ÇEYREK ASIRLIK HAZİNELER – ALFABETİK SIRA İLE 1995’in
EN İYİ 8 FİLMİ
12 MAYMUN
Dünyanın sonunu getiren bir virüs. Bu korkunç sonu kaynağında durdurmak için geçmişe gönderilen mahkum Bruce Willis. Bu yolda geçmişte yollarının çakıştığı Brad Pitt. Sinemanın en özgün yönetmenlerinden Terry Gilliam. Tüm zamanların en iyi kurgulanmış ve zeki bilimkurgularından biri.
BRAVEHEART
Avustralya’da büyümüş Amerikalı Mel Gibson, İskoçların halk kahramanını kötü bir aksanla canlandırıyor. Tarihi gerçeklere pek uyulmuyor. Ne gam. Sinema tarihinin en sağlam, en eğlendirici, en hüzünlü, en epik kahramanlık öykülerinden biri karşımızdaki. İlk yönetmenlik denemesinde Gibson, tüm ödülleri ve gişeyi hakimiyeti altına alıyor.
CASINO
Robert DeNiro’nun kıymeti bilinmeyen filmlerinden biri. Goodfellas kadar iyi senaryosuna, harika sanat yönetimine, bir o kadar sıkı oyuncu kadrosuna, Scorsese’nin formunun zirvesinde yönetimi eşlik etmiş. Daha ne olsun ? Belki tek ufacık kusuru bir yarım saat daha kısa tutulmamasıydı.
GHOST IN THE SHELL
Japon anime sinemasının başyapıtlarından. Yarı robot bir kadın polis, güçlü ve gizemli bir hacker olan Kukla Ustası’nın peşine düşer.
Karakterlerinin derinliği, dönemine göre harika olan çizimleri, görselliği ve komplike ama anlaşılır senaryosu ile hala aşılamamış bir klasik. 2017’de çevrilen canlı versiyonu, Scarlet Johansson’un varlığına rağmen orijinalinin yanına bile yaklaşamadı.
HEAT
Görkemli oyunculuk gösterisi. 90 ların ve hatta tüm zamanların en gözde oyuncularından iki ustanın (Pacino ve DeNiro) karşılıklı döktürdüğü bir film.

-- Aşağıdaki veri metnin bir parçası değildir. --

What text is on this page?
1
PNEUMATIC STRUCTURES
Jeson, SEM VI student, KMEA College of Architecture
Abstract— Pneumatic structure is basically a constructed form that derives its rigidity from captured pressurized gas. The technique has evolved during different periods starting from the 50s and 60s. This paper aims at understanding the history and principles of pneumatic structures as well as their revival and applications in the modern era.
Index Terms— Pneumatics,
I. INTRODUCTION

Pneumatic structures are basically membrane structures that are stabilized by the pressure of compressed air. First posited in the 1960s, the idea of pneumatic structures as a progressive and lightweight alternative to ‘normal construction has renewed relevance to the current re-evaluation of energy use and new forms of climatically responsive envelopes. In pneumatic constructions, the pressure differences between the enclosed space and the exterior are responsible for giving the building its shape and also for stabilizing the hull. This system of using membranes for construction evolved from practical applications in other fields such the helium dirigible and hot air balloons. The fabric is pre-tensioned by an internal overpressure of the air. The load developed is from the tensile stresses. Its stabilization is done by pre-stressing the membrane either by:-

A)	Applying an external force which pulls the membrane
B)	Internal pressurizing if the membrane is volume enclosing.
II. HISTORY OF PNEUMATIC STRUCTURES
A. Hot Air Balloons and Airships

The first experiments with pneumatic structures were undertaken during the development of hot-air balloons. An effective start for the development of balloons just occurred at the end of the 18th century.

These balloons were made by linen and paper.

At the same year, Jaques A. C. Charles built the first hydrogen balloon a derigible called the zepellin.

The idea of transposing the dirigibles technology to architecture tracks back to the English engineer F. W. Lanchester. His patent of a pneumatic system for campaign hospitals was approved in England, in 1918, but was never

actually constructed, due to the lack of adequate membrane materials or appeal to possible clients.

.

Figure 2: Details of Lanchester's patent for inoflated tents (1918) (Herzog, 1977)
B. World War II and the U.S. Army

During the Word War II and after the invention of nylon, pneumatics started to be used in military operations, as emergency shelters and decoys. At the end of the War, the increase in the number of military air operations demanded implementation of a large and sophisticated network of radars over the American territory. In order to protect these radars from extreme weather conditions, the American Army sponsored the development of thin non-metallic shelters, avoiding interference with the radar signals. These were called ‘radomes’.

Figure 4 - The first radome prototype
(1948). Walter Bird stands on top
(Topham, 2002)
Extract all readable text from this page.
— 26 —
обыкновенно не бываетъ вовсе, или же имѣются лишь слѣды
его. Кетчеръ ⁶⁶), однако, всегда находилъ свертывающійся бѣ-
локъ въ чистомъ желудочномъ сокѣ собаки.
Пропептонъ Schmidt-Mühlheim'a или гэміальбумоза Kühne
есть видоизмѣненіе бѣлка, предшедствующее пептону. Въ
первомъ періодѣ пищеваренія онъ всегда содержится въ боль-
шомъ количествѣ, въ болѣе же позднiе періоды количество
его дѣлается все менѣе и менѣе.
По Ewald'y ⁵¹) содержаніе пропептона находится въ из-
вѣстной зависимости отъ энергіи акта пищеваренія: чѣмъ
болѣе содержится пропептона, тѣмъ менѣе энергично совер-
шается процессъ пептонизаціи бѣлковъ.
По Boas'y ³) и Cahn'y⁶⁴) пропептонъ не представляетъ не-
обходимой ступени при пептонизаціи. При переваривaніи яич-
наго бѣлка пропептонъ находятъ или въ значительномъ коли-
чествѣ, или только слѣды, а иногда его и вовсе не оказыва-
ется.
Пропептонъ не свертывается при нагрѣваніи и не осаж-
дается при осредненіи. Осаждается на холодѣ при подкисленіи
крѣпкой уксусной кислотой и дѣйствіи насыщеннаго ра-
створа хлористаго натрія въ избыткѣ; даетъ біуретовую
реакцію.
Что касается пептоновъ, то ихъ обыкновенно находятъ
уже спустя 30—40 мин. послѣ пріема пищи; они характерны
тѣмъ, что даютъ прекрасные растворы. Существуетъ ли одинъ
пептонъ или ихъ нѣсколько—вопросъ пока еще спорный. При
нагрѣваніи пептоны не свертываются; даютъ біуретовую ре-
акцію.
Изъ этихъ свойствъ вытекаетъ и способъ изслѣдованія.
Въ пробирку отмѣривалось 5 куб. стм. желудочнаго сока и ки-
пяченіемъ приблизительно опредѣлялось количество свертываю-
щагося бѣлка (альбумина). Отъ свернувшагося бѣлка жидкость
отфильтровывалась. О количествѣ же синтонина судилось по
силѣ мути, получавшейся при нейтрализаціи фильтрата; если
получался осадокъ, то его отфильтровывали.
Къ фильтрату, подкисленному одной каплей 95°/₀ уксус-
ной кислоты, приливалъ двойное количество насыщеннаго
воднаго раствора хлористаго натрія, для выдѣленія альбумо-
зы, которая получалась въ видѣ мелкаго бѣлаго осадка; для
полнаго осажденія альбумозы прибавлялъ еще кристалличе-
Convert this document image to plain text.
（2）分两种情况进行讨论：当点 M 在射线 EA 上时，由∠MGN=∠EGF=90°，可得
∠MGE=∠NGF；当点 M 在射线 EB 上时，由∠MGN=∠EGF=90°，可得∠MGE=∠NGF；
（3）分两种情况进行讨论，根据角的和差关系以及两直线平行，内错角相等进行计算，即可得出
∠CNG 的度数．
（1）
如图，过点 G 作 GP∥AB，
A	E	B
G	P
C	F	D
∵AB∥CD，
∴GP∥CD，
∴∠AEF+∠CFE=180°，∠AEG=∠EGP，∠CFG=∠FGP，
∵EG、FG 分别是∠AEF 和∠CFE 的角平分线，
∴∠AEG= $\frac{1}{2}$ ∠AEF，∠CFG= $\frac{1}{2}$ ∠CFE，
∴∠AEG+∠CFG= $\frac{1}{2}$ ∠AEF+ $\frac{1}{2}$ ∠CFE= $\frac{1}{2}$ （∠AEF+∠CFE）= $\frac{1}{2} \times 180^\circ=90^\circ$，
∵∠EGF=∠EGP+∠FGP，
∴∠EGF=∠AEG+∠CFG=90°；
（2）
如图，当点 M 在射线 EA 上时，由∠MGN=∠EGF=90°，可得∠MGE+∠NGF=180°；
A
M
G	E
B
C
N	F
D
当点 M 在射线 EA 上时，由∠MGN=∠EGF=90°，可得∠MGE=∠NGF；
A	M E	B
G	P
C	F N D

Michael Mann’ın yazıp-yönettiği başyapıtı. Oyuncu kadrosu, üç saate yakın süresine rağmen hiç sarkmayan senaryosu ile tıkır tıkır işleyen bir hırsız-polis öyküsü. Aksiyonu kadar dramatizasyonu da çok güçlü.
LA HAINE
Mathieu Kassovitz’in genç yaşta kotardığı siyah beyaz bir klasik. O dönem Fransa’da sıkça görülen sokak eylemlerinin en ateşlilerinden birinden sonra üç arkadaşın 24 saatlik serüvenlerini aktarıyor.
Orijinal adı “Nefret” olsa da bizde “Protesto” adıyla vizyona girmişti. İnsanın beynine işleyen karakalemle çizilmişçesine akıp geçen sahneleri sinematografinin doruğunda dolaşıyor.
LAND AND FREEDOM
Ken Loach ustanın başyapıtlarından. İspanya İç Savaşı’nda faşizme karşı savaşırken dışarıdan ve içeriden ihanete uğrayan Cumhuriyetçilerin sarsıcı öyküsü.
Faşizmin, despotizmin lanetine karşı uyarıcı olması gereken İspanya İç Savaşı’nın, tıpkı filmin yapıldığı 90 ların ortasında Bosna’da yaşananlara karşı üç maymunu oynayan Avrupa’nın aynı hal vetavrının 1936’daki meali.
THE USUAL SUSPECTS
Sinemada şaşırtıcı “twist” denince ilk akla gelen filmlerden. Daha sonra Mission Impossible filmlerinin yönetmeni olacak olan C. McQuarrie’nin senaryosundan Bryan Singer’ın çektiği suç dünyasının en özgün filmlerinden biri.
Sinema tarihine geçmiş müthiş finali bir yana, o finale adım adım ilmek ilmek ilerlerken heyecanını hiç kaybetmeyen, müthiş oyunculuklarla bezeli bir suç baladı.